Before the event started, I placed about six augmented reality images around the event space, on the 20th floor of 50 Milk Street.
The goal of Arts Technica was to highlight how artistic expression is incorporated into modern technology.
Guests had the opportunity to try out different tech demos and interactive exhibits and learn about arts created by modern technology.
In addition to the Mixed Reality Challenge, the demos included virtual reality, video game graphic demonstrations, art installations using ePaper technology.
BTW, I always like to see how other people describe the Mixed Reality Challenge. Here's what Arts Technica said: "the Mixed Reality Challenge explores Mixed Reality by inviting you to interact with a smartphone-accessible, augmented reality triggered, internet connected, gumball-style trinket and charm dispenser."
Sounds about right.
Some of my fellow exhibitors:
Fab@CIC The up-and-coming hackspace on the first floor of the CIC Boston building (although it faces a different street and so has a different address: 121 Devonshire St). Although Fab@CIC has a unusual location, in the heart of Boston's Financial District, it has a number of unique features, like a team of knowledgeable "contributors" who have regular weekly office hours.

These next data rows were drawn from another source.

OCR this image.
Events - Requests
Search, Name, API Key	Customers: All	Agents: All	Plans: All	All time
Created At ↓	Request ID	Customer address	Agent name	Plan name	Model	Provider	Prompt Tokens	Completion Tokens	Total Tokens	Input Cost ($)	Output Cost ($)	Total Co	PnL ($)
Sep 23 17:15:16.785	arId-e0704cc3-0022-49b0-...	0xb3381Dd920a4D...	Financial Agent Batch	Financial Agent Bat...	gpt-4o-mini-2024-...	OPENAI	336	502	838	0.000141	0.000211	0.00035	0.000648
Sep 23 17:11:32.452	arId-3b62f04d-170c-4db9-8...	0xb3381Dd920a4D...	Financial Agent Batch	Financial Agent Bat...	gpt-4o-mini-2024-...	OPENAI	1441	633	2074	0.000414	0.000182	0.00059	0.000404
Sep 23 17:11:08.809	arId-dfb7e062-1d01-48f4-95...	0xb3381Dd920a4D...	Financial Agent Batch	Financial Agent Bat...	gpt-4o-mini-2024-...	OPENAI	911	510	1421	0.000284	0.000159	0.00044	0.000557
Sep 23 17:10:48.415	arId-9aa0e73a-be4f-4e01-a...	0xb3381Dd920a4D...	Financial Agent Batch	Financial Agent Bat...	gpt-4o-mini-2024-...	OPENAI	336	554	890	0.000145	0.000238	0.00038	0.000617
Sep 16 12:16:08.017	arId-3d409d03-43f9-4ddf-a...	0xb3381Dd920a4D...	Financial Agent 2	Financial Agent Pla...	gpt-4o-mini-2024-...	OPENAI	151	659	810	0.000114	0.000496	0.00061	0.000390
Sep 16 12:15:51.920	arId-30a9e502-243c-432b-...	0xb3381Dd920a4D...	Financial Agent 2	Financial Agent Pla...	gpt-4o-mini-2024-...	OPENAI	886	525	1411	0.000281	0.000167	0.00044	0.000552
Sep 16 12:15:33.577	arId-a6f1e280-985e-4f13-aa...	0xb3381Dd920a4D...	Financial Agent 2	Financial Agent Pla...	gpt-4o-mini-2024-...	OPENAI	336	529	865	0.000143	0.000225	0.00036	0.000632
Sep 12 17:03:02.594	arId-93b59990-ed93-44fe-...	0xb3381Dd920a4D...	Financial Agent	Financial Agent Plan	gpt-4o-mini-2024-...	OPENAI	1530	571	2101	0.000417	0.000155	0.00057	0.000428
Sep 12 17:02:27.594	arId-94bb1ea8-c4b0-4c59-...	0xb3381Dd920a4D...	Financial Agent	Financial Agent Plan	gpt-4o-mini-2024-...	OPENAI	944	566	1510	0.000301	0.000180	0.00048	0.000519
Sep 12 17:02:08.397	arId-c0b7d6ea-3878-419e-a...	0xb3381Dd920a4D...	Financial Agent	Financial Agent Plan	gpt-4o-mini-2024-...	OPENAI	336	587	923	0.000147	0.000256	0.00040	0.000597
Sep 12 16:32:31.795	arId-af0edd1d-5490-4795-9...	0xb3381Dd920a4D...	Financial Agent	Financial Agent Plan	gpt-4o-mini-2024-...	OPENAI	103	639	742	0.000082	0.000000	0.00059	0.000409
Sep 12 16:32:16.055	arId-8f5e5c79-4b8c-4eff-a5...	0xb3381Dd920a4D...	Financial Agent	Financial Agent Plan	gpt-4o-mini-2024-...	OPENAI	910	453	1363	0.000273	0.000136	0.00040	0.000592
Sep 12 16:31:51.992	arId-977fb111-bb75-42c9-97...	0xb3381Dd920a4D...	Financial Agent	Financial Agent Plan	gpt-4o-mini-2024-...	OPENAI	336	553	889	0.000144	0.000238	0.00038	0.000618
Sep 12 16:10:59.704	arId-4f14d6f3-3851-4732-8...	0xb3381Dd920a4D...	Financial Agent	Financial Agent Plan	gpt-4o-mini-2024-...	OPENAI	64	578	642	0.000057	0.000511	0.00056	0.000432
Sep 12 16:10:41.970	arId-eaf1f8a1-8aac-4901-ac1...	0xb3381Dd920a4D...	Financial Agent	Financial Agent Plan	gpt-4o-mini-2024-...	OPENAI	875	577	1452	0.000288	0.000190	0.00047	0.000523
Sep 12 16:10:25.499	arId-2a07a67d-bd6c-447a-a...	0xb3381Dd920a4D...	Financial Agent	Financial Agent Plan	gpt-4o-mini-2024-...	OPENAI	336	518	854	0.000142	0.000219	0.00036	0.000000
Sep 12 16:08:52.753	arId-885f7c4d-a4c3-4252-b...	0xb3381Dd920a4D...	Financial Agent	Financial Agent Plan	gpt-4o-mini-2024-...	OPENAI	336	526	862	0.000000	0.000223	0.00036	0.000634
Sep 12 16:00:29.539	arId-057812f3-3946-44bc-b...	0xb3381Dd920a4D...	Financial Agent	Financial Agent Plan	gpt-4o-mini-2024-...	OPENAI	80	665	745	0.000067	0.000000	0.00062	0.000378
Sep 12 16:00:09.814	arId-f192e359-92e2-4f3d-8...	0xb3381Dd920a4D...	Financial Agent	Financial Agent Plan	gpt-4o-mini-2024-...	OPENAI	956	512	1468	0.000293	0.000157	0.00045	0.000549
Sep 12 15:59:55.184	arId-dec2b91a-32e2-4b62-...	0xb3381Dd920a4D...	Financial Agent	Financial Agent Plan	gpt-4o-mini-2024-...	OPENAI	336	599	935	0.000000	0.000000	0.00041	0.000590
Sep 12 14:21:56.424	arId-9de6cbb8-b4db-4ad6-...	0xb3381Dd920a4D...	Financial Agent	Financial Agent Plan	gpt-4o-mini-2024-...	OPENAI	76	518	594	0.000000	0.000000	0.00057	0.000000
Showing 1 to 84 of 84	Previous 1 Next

EmotiVR, which helps people connect with their emotions using Virtual Reality, with real-time biometric inputs. Leveraging the 360-degree audiovisual immersive characteristics of VR and surreal animation as the medium, EmotiVR taps into the subconscious and takes you on a journey to channel the rather elusive "emotion."

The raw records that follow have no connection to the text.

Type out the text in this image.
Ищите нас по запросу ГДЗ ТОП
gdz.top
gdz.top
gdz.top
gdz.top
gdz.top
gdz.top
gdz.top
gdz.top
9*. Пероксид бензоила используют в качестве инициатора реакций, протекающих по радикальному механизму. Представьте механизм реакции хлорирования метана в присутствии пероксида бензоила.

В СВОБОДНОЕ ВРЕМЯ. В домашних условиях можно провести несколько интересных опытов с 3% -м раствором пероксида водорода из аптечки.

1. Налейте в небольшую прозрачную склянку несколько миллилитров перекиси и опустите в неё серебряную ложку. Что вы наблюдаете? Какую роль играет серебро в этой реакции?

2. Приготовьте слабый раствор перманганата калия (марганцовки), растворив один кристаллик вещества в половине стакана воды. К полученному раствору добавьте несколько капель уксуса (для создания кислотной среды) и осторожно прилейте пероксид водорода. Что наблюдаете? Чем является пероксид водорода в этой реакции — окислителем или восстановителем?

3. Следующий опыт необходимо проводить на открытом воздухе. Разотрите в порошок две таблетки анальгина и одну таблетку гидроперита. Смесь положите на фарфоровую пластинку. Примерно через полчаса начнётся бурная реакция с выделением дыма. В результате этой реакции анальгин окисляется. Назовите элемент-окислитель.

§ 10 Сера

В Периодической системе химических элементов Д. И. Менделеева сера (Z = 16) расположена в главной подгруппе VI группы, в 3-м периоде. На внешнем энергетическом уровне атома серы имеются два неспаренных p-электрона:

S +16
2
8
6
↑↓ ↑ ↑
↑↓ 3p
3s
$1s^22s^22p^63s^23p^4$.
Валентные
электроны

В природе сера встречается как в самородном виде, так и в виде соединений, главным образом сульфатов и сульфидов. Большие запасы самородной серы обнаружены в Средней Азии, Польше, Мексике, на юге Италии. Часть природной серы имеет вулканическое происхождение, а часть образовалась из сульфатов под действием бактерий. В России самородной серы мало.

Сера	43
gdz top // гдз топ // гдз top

E Ink Prism creates unique architectural experiences like never before. Manufacturers and designers now have the ability to integrate E Ink technology with traditional architectural products to create dynamic walls, ceilings, furniture and habitats.
The Alys Myers Studio presented: All The Pardons - the app that tells you not to be rude with your cell phone. Alys discussed with people their pet peeves surrounding rude cell phone behavior and what what bothers them the most, with actors improvising reactions for what said scenarios would have looked like before the proliferation of the cell phone.
Anandana Kapur, a fellow at the Open Doc Lab at MIT, where she is working on an interactive documentary being made for and with women who live in Delhi, a city stigmatised as the rape capital of the world. Recorded via cell phone footage, Kapur presents mobile phone based i-doc captures these women's stories in Baatcheet (Conversations/Dialogue).
A multimedia artist with over 15 years of experience, Lee Williamson is currently exploring sculpting in virtual space as a means for advancing artistic expression in professional production. Lee demonstrated the sculpting of characters and prop objects, using Oculus Medium.
Griffin Christoffersen's visual performances, rich with layers and fractal-inspired imagery, offered viewers a glimpse at tangible divinity. Griffin utilizes audio reactive approaches as a gateway to the sublime and often projects onto objects which gleam with an aura of sacredness.
ROTU Entertainment and Media is a Virtual Reality Content company creating awe-inspiring, robust, innovative, educational, and interactive virtual reality content. Virtual Reality has already begun to disrupt entire industries and ROTU synthesizes music, story-telling and technology to provide the content that will lead to widespread adoption and demand for this powerful medium.
Champ Panupong Techawongthawon is a Boston-based motion graphics artist originally from southern Thailand. Champ draws inspiration from his time as a practicing monk, frequently incorporating motifs such as balance and harmony in his work. Look Up builds a tech-driven environment in which manmade tools overthrow human instinct. Balance of Nature follows the philosophy of Yin-Yang from an architectural approach, as each line, shape, and movement achieve audio-visual equilibrium.
Another, very popular, exhibitor: Yoki Express a Boston Seaport source for sushi burritos and poke bowls, which had a large collection of burritos.